I was alone in the delivery room since his father had abandoned us months before. I remember lying there looking at this huge clock on the wall, as it ticked away the minutes, tears streaming down my face, and (funny now) steam rising from the oxygen mask. At 8:35, they finally laid him in my arms and he opened his dark eyes for a minute, looking at me as if to say "well I am here, I'm not impressed, and I am going back to sleep"! (He still looks that way pretty often... :-) He then snuggled up to me and slept for the next hour, with a miniature oxygen mask on his tiny little face. I was so worried because he hadn't cried, but believe me, when he woke up he made up for it! He let everyone in the area know that he was there, alive, and very unhappy! But after getting his tummy full and more snuggling, he drifted off again, happy as could be.
He weighed 8 lbs, 2 ozs at birth, and yes he was 3 & 1/2 weeks early. We were at the pediatrician's office for a checkup on his "due date", and he weighed 10 pounds on-the-nose. The doctor looked at me and said "this is what you would have had if you had gone full term!"
The night I was in the labor room, there was a bomb threat in the hospital. I was not told anything about it until the next day, but my family and friends had to be evacuated, and I heard the "bomb dog" walk through. I asked the nurse why there was a dog in the hospital and she said "must be a service animal". Quick thinking on her part! She stayed with me the entire time, which was risking her life had there been a real bomb, but she never complained and later told me it was her duty. That is dedication! I have never forgotten the kindness that she and the others at the hospital showed me that night.

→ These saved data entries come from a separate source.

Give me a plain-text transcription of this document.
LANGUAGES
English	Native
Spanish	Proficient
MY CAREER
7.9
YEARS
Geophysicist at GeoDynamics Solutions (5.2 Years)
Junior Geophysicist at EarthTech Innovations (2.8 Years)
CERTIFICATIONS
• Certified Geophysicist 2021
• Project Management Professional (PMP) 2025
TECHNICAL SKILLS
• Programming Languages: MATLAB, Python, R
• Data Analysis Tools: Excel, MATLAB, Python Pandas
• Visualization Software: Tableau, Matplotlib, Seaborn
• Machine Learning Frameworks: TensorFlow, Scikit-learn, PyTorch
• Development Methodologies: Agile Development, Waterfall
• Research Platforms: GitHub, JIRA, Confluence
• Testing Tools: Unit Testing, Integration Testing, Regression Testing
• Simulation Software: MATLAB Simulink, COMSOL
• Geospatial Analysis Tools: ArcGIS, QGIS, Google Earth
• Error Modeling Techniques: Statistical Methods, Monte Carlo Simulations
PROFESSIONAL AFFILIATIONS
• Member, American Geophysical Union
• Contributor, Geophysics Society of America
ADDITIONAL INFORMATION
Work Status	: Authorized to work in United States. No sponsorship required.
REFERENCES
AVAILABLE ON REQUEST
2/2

So today, as my baby boy turns 21, I am reminiscing... thinking back over the past 21 years which have gone by in a blur, faster than I would have ever thought possible. We've had our ups and downs, but through it all we had each other and I could not ask for a better son. He is spirited and questions everything, handsome and strong, kind-hearted and chivalrous, born 3 decades too late (he would have loved the 50s), and one of the most intelligent people I have ever had the pleasure of talking with. He is also quick-tempered and grumpy at times (lest you believe him to be perfect!) hates to mow the yard and refuses to keep his room clean, but he has become a young man of whom I am very proud, and I love him with all my heart.